Praetzel ’12 Forges on Following Coast-to-Coast Run

By schwartzsa | October 15, 2012

While most  big brothers display sibling support by giving up the larger portion of a favorite dessert or showing up at that little league game, Chris Praetzel ’12 laced his sneakers, packed a jogging stroller with provisions and started out on a four-month, coast-to-coast run. Extreme perhaps, but then again, extraordinary circumstances require extraordinary resolve.

Praetzel’s younger brother, Brian, was born with hypoplastic kidneys and relied on a transplant when he was just three years old. Hoping to raise awareness for organ donation, Praetzel conquered more than 3,000 grueling miles and dozens of nerve-shattering scenarios, from being bitten by a dog on Route 66 to dodging 40-ton tractor trailers in the wee hours of the morning. He never doubted his ability to reach his goal. It was an effort of love.
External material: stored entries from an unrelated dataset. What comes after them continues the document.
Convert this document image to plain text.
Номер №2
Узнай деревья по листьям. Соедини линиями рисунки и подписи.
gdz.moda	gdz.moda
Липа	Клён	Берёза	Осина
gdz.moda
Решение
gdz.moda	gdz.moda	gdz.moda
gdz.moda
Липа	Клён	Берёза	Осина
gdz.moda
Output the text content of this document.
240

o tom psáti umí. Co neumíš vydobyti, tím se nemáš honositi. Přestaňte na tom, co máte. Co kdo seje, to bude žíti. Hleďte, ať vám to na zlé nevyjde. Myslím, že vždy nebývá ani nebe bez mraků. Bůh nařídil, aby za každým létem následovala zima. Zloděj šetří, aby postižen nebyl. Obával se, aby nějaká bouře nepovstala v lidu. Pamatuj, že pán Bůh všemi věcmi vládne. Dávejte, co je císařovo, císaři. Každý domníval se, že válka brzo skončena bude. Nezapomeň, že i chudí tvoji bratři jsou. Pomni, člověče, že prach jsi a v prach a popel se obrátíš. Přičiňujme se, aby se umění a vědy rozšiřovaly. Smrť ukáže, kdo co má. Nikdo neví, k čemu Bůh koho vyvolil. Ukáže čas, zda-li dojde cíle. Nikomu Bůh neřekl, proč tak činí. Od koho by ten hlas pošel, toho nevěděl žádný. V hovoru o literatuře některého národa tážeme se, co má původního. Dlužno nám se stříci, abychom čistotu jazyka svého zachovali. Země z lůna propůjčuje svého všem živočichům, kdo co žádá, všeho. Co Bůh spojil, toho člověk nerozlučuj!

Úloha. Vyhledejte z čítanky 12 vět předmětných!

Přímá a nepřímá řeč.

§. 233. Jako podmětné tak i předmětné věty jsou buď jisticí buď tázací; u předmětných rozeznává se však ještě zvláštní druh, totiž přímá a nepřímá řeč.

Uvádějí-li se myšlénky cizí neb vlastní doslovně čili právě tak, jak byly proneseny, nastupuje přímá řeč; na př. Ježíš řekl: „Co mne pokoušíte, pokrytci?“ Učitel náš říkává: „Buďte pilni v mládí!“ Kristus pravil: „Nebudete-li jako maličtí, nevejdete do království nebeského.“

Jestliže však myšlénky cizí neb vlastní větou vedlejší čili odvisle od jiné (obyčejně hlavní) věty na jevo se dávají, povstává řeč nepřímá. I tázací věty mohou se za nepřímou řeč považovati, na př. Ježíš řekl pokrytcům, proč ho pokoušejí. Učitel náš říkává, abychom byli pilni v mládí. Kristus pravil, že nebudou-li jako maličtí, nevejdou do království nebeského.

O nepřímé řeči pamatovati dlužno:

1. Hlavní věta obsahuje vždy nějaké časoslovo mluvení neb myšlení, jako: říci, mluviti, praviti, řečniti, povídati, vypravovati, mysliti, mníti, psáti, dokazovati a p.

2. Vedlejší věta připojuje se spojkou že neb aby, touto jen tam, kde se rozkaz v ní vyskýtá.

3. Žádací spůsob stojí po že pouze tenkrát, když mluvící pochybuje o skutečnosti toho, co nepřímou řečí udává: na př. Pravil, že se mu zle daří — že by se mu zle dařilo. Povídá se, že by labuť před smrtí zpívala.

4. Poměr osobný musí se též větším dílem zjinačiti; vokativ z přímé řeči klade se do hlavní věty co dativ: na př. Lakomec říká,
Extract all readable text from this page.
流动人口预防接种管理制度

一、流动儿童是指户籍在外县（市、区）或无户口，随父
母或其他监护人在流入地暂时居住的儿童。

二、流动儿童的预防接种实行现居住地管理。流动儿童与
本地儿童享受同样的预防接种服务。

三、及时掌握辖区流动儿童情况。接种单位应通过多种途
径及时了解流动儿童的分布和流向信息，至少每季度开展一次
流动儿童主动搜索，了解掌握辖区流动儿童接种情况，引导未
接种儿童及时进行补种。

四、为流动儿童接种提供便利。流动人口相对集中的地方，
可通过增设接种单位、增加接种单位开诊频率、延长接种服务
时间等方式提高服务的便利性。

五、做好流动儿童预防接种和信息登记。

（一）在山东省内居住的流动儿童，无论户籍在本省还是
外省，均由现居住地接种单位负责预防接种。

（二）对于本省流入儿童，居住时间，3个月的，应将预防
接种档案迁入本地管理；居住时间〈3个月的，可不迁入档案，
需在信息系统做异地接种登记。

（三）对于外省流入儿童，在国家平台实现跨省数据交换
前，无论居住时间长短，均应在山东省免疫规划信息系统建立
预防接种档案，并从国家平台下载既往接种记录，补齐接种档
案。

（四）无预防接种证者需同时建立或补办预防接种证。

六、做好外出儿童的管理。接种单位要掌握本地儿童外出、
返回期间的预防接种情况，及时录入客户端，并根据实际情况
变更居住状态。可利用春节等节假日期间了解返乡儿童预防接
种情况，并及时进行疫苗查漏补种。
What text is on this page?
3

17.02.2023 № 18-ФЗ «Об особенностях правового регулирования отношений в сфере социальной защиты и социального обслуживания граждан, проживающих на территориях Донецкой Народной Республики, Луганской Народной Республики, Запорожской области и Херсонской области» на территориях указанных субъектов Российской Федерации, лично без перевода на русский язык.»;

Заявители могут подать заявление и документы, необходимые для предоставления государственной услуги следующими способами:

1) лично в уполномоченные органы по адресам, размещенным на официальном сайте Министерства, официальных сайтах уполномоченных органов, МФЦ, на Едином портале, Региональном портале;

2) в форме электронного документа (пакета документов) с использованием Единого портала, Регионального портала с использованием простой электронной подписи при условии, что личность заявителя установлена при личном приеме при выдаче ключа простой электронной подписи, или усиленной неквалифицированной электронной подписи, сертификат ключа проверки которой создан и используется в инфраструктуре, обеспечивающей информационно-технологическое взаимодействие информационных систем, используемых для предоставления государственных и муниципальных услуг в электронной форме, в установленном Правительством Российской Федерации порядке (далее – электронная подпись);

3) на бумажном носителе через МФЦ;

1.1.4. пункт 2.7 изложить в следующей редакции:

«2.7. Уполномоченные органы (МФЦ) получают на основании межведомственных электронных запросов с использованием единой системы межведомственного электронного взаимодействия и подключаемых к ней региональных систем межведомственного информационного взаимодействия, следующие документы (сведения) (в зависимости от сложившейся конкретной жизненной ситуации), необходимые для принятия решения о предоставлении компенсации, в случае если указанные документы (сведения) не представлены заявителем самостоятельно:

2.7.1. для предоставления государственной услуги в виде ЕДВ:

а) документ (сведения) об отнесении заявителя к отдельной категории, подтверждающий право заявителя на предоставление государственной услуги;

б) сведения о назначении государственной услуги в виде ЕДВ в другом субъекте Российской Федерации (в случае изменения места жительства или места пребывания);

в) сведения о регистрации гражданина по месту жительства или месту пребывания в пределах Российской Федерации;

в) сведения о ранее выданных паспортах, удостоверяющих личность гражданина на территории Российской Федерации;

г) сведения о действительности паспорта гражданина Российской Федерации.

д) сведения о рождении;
“Every day was a challenge,” he says. “Most people who do this either have support or someone with them, and I didn’t have any of that.” Praetzel’s only point of contact was a cell phone, often going hours, sometimes days without service. He camped in forests and found shelter at rest stops and gas stations—all sorts of places.

Often isolated and exhausted, Praetzel could have easily given in to doubt, but the recent graduate of Arcadia’s Sports Psychology program overcame negative thoughts with imagery and attentional focus techniques, using his brother’s struggle as his prime motivator while running along miles of open road.

“I thought a lot about my life, my brother and my family, and how much they mean to me,” he says. “I thought about using my pain to try to help alleviate someone else’s pain. But honestly, other times, I didn’t think about anything at all for days on end.” Praetzel admits that there were times he struggled to remember the day of the week, the date, even sometimes the town he came from that morning.

Though he planned the entire route out before he began his run on May 23 and kept a loose schedule, Praetzel found that there were many circumstances that he just couldn’t have planned for. He circumnavigated road closures, detours and even a herd of buffalo.

Praetzel credits a large portion of his success to the outpouring of assistance he received, oftentimes from complete strangers. “A number of things that really should have gone wrong—a number of times I ran with very little water and food and even though I never asked for it, people around me saw that I was kind of struggling and offered me food, water or a place to stay. The kindness of strangers really saved me.”

A Breathtaking Journey

As the terrain changed on the way from Santa Monica to Atlantic City, Praetzel had to adapt the environment. To pass through the smoldering Mohave Desert, he ran with traffic at night to avoid oncoming headlights. “At 3 or 4 a.m., truck drivers were falling asleep, coming onto the rumble strip—literally within three feet of me. So, with that you hear the engine kind of come up and you hear the rumble as they come onto the rumble strip and just the buzz as they try to get back onto the roadway—all the air goes out of you.”

He also conquered the breathtaking peaks of the Rockies by following roadways and camping in the national forest at night. “Just to be up at the top of these pine covered mountains, look out and see forever in all these kind of picturesque landscapes was amazing.”

“It was so good,” says Praetzel of his reunion with his brother in their hometown. The two ran the last mile together on Sept. 24, which concluded with a dip into the chilly Atlantic Ocean. In addition to donations, Praetzel took whatever money was left over from his personal budget and put the money toward Gift of Life Donors Program. He donated a $625 check to the program.

“The entire run was for the love of my brother,” he says. “He is my best friend. Just being able to pass his courage forward—I don’t care about the miles or anything like that—I’m just trying to make a difference to organ donation.”

Though his coast-to-coast journey has come to an end, his mission is ongoing. As Praetzel applies to graduate school for Sports Psychology, he continues to tell his brother’s story as well as his own.